Mary’s presence here to-day would have meant much to a few people who knew and loved her; it would have meant nothing to the crowd who stared at Delilah Jeliffe.
Colin Quale was there to enjoy the full triumph of the transformation. He hovered at a little distance from Delilah, worshiping her for the genius which met and matched his own.
“I shall paint her in that,” he said to Porter. “It will be my masterpiece. And if you could have seen her on the night I met her——”
“She told me.” Porter was smiling.
“It was like one of the old masters daubed by a novice, or like a room whitewashed over rare carvings—everything was hidden which should have been shown, and everything was shown which should have been hidden. It was monstrous.
“There are few women,” he went on, “whom I could make over as I have made her over. They have not the adaptability—the temperament. There was one whom I could have transformed. But I was not allowed. She was little and blonde and the wife of a clergyman; she looked like a saint—–and she should have worn straight things of clear green or red, or blue. But she wore black. I’ve sometimes wondered if she was such a saint as she looked. There was a divorce afterward, I believe, and another man. And she died.”
Porter, listening idly, came back. “What type was she?”
“Fra Angelico—to perfection. I should have liked to dress her.”
“Did you ever tell her that you wanted to do it?”
“Yes. And she listened. It was then that I gained my impression—that she was not a saint. One night there was a little entertainment at the parish house and I had my way. I made of her an angel, in a red robe with a golden lyre—and I painted her afterward. She used to come to my studio, but I’m not sure that Poole liked it.”

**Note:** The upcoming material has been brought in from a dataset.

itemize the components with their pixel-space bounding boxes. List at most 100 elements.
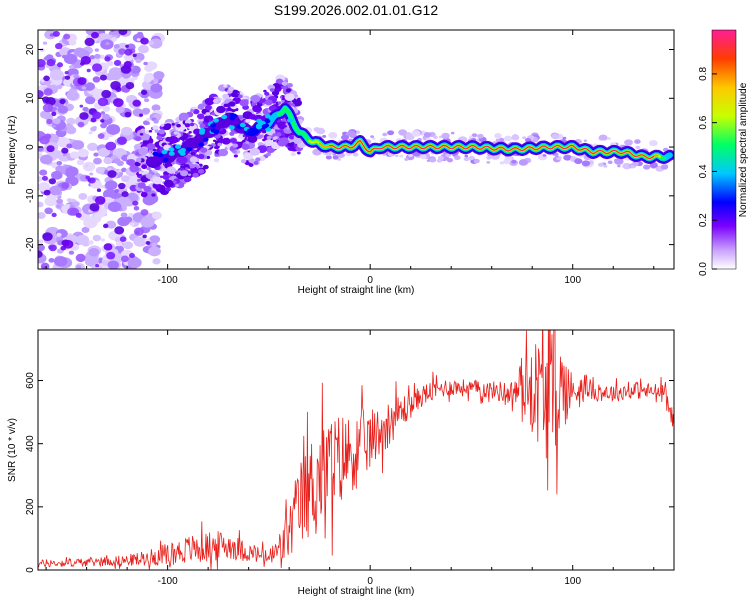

“Poole?” Porter was tense.
“Her husband. He could not make her happy.”
“Was she—the one in fault?”
Colin shrugged. “There are always two stories. As I have said, she looked like a saint.”
“I should like to see—the picture.” Porter tried to speak lightly. “May I come up some day to your rooms?”
Colin’s face beamed.
“I’m getting into new quarters. I shall want your opinion—call me up before you come.”

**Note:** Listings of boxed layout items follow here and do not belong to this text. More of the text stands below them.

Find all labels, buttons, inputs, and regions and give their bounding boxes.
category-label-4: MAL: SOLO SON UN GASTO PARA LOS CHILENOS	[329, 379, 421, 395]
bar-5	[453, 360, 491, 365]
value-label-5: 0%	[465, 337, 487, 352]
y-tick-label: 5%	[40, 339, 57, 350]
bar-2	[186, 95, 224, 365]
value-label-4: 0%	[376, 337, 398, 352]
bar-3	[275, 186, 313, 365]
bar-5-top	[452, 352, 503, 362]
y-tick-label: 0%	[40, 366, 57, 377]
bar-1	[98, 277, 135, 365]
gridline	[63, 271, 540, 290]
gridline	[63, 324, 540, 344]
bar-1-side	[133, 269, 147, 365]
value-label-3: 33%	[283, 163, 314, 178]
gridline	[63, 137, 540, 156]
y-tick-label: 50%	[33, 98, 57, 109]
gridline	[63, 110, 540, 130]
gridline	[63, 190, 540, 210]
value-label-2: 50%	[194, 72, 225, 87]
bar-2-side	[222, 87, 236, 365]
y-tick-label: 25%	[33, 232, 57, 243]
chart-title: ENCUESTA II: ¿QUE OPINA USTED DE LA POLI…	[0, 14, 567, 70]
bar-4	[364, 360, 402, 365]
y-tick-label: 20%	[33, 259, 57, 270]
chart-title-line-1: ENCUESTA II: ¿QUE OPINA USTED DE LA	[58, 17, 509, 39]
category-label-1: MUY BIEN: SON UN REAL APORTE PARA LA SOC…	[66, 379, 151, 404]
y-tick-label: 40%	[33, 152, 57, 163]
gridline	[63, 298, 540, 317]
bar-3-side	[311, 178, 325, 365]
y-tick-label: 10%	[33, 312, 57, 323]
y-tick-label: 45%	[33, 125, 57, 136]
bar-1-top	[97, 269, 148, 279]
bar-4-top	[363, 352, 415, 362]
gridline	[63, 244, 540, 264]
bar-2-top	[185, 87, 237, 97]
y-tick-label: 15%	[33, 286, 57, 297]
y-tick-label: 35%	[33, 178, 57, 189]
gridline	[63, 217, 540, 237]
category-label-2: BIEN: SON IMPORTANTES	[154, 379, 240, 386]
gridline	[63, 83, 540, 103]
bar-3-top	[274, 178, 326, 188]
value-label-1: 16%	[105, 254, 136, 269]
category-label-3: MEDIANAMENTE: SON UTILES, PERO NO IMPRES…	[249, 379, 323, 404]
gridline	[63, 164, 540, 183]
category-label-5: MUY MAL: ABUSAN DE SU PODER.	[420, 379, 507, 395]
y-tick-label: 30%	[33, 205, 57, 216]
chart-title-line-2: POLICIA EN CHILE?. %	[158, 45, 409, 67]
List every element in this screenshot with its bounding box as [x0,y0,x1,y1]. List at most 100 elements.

It was Colin who went home with Delilah in Porter’s car. Porter pleaded important business, and walked for an hour around the Speedway, his brain in a whirl.
Then Mary knew—Mary knew—and it had made no difference in her thought of Roger Poole!
CHAPTER XVIII
In Which Mary Writes of the Workaday World, and in Which Roger Writes of the Dreams of a Boy.
In the Tower Rooms—June.
I have been working in the office for a week, and it has been the hardest week of my life. But please don’t think that I have any regrets—it is only that the world has been so lovely outside, and that I have been shut in.